Shutterbug75 (CC0), Pixabay

Der Jahresabschluss 2025 der Windpark Lütjenholm GmbH & Co. KG zeigt auf den ersten Blick eine erfreuliche Entwicklung: Die Verbindlichkeiten wurden deutlich reduziert, gleichzeitig ist der Bestand an liquiden Mitteln kräftig gestiegen. Für Anleger ergibt sich damit eine grundsätzlich solide Bilanzentwicklung. Allerdings bleiben entscheidende Fragen zur tatsächlichen Ertragskraft des Windparks offen – denn eine Gewinn- und Verlustrechnung mit Angaben zu Umsatz und Jahresergebnis ist in den vorliegenden Daten nicht enthalten.

Verbindlichkeiten sinken um fast 775.000 Euro

Besonders positiv fällt der Rückgang der Verbindlichkeiten auf. Diese reduzierten sich von rund 3,30 Millionen Euro Ende 2024 auf 2,52 Millionen Euro zum 31. Dezember 2025.

Das entspricht einem Rückgang um rund 775.000 Euro beziehungsweise 23,5 Prozent innerhalb eines Jahres.

Noch deutlicher wird die Entwicklung bei den längerfristigen Verpflichtungen. Verbindlichkeiten mit einer Restlaufzeit von mehr als einem Jahr gingen von 1,92 Millionen auf 1,15 Millionen Euro zurück. Verbindlichkeiten mit einer Laufzeit von mehr als fünf Jahren bestehen überhaupt nicht mehr.

Damit befindet sich der Windpark offenbar in einer fortgeschrittenen Phase seiner Finanzierung.

Aus Anlegersicht ist das grundsätzlich positiv: Je weiter die Fremdfinanzierung zurückgeführt wird, desto geringer wird langfristig die Belastung durch Kapitaldienst und Zinsen.

Gleichzeitig steigt die Liquidität um fast 79 Prozent

Bemerkenswert ist, dass der Schuldenabbau nicht mit einem Rückgang der Bankguthaben einherging.
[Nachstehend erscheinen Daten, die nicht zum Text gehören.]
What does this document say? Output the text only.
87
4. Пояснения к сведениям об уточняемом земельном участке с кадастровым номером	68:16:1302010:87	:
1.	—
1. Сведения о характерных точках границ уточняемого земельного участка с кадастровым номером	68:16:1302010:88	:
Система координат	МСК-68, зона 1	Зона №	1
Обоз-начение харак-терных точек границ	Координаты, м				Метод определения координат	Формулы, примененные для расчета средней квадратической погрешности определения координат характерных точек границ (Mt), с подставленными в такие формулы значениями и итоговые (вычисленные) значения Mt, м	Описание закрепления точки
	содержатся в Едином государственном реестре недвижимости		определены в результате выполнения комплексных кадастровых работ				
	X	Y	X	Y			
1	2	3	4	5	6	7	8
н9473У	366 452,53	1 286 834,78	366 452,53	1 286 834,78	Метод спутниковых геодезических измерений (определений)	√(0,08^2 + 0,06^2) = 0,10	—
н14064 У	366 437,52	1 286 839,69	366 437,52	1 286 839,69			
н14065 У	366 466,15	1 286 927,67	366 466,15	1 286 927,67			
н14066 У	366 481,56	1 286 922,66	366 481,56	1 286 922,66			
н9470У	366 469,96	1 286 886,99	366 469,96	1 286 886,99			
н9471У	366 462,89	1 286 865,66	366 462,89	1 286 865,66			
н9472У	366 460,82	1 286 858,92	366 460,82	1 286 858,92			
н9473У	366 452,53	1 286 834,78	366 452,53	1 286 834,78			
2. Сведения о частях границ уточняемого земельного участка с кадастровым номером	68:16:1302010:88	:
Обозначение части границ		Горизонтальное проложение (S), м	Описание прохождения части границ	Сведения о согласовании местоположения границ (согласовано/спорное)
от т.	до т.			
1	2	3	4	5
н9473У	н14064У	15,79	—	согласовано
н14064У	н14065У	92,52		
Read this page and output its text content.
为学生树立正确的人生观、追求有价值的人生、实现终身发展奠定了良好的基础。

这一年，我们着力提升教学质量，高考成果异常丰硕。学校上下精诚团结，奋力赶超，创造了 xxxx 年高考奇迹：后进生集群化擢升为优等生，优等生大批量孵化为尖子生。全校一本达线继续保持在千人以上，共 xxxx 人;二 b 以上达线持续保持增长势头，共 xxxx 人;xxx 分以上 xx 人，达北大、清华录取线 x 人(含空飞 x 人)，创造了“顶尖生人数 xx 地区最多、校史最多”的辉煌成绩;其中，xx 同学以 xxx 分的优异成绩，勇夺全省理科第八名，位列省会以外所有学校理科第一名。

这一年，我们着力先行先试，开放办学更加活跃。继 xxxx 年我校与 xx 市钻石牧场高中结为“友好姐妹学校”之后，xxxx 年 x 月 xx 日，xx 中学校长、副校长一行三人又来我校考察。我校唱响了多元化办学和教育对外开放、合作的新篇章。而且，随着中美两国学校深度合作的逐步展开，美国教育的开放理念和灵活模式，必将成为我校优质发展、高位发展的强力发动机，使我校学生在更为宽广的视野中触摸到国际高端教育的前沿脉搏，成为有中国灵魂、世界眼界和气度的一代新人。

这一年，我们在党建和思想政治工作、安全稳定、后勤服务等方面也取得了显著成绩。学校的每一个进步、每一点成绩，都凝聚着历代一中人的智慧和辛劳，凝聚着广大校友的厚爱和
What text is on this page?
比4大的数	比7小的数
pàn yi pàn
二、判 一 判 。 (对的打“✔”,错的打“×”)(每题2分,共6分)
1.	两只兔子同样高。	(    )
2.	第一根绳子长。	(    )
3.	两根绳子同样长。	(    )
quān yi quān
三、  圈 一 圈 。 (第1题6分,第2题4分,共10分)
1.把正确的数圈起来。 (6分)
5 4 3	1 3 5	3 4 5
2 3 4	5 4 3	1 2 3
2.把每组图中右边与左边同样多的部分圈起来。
Das Gegenteil ist der Fall.

Die liquiden Mittel stiegen von rund 417.000 Euro auf knapp 746.000 Euro. Das entspricht einem Zuwachs von rund 329.000 Euro beziehungsweise fast 79 Prozent.

Diese Kombination ist interessant: Die Gesellschaft hat innerhalb eines Jahres ihre Verbindlichkeiten erheblich reduziert und gleichzeitig ihre ausgewiesene Liquidität deutlich erhöht.

Das kann grundsätzlich auf eine starke Innenfinanzierung beziehungsweise einen positiven Mittelzufluss aus dem laufenden Betrieb hindeuten. Allerdings lässt sich dies anhand der veröffentlichten Bilanz allein nicht abschließend feststellen, weil keine Kapitalflussrechnung vorliegt.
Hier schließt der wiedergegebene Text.